Republished with author's permission from original post.

Colin Shaw
Colin is an original pioneer of Customer Experience. LinkedIn has recognized Colin as one of the ‘World's Top 150 Business Influencers’ Colin is an official LinkedIn "Top Voice", with over 280,000 followers & 80,000 subscribed to his newsletter 'Why Customers Buy'. Colin's consulting company Beyond Philosophy, was recognized by the Financial Times as ‘one of the leading consultancies’. Colin is the co-host of the highly successful Intuitive Customer podcast, which is rated in the top 2% of podcasts.


  1. My wise father was fond of saying, “Just because you loudly call a pig a cow does not change the nature of the pig.” Shakespeare’s Juliet was more eloquent with her rose comment making the same point. Too often organizations rely on PR pap to tell the tale of their brand success when it is their customers’ experiences that provide the credible truth. I have not flown RyanAir but their “call it a pig” strategy of marketplace influence is widely replicated by far too many. Thanks for reminding us that if “truth” resonates with customers as hollow and incongruent with their experiences, trust declines and the enterprise loses.

  2. . . . but whoever said that PR and advertising should be objective and unbiased? When the goal is creating revenue, anything a company says about itself is a distortion of reality. Hard as I tried to think of an exception (it seems like there should be), I couldn’t. Anyone?

    So Ryanair is a bad company (or a good company that repeatedly does bad things), and wants to put its public image in a positive light? Welcome to the club, because it has plenty of company. GM’s upbeat advertising about their safe, well-engineered cars as people were getting killed in their Cobalts comes to mind. Or, my personal favorite, R.J. Reynolds Tobacco Company touting its affiliation with the Youth Tobacco Prevention Program, as it continues to invest millions of marketing dollars in Joe Camel, a cartoon image used to brand and promote Camel Cigarettes.

    “R.J. Reynolds has been very active in supporting youth tobacco prevention programs over the years. For example, the company has provided significant financial resources to the Boy Scouts of America to help them enhance their youth tobacco prevention efforts, which reach more than 1 million Scouts each year.” (http://www.rjrt.com/youth-tobacco-prevention/)

    That’s nothing compared to how many young people the company reaches via Joe Camel.

    This hypocrisy makes Ryanair seem tame. But then, like every other company, RJR has a sales goal they need to reach.

  3. I think we should keep an open mind that O’Leary may in fact have had a change of heart. Of course the “proof will be in the pudding” but for now he at least sounds sincere and according to his interview with Adrian there are real programs put in place, not just a PR campaign.

    It’s rare, but people do change.

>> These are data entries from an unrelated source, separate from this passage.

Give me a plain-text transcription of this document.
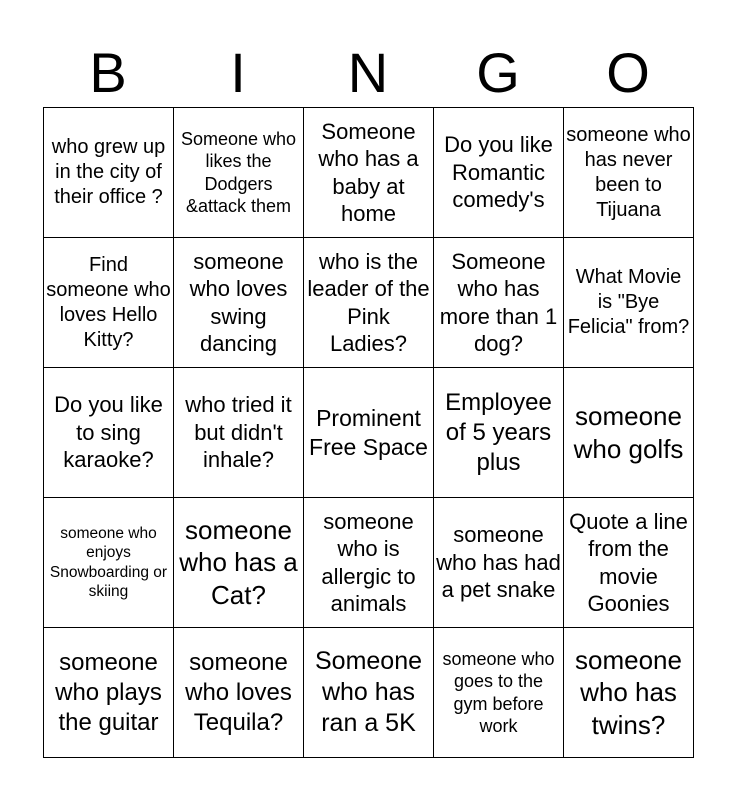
B	I	N	G	O
who grew up in the city of their office ?	Someone who likes the Dodgers &attack them	Someone who has a baby at home	Do you like Romantic comedy's	someone who has never been to Tijuana
Find someone who loves Hello Kitty?	someone who loves swing dancing	who is the leader of the Pink Ladies?	Someone who has more than 1 dog?	What Movie is "Bye Felicia" from?
Do you like to sing karaoke?	who tried it but didn't inhale?	Prominent Free Space	Employee of 5 years plus	someone who golfs
someone who enjoys Snowboarding or skiing	someone who has a Cat?	someone who is allergic to animals	someone who has had a pet snake	Quote a line from the movie Goonies
someone who plays the guitar	someone who loves Tequila?	Someone who has ran a 5K	someone who goes to the gym before work	someone who has twins?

In the early days of Zappos, Tony Hsieh did not have the focus on culture and “wow” customer service. At some point he realized it was important to not be just another online retailer selling on price, and has pushed into the culture dimension every since. (We’ll have to see if he is going too far with Holacracy.)

    To Andy’s point, for sure marketing/PR’s job is to put things in a positive light. But it does matter if the gap between message and reality is too large. If a brand promises one thing (think “fly the friendly skies” commercial from United) and then delivers something completely different, it creates distrust.

    So I say let’s suspend cynicism for a time and see if Ryanair’s actions (and resulting change in customer sat scores) matches O’Leary’s new rhetoric. Wouldn’t it be nice to see a kinder, friendlier Ryanair?

  4. Ryanair – a name that is never far from the lips of any Customer Experience Professional. I agree with the sentiment of your post Colin – Ryanair have not changed because Michael O’Leary has had an epiphany! They have changed because they have had no choice – that does not make them customer centric.

    However, I do believe that Michael O’Leary attributing an improvement in financial performance to an improvement in Customer Experience is a very good thing for those of us in the business of improving customer experiences.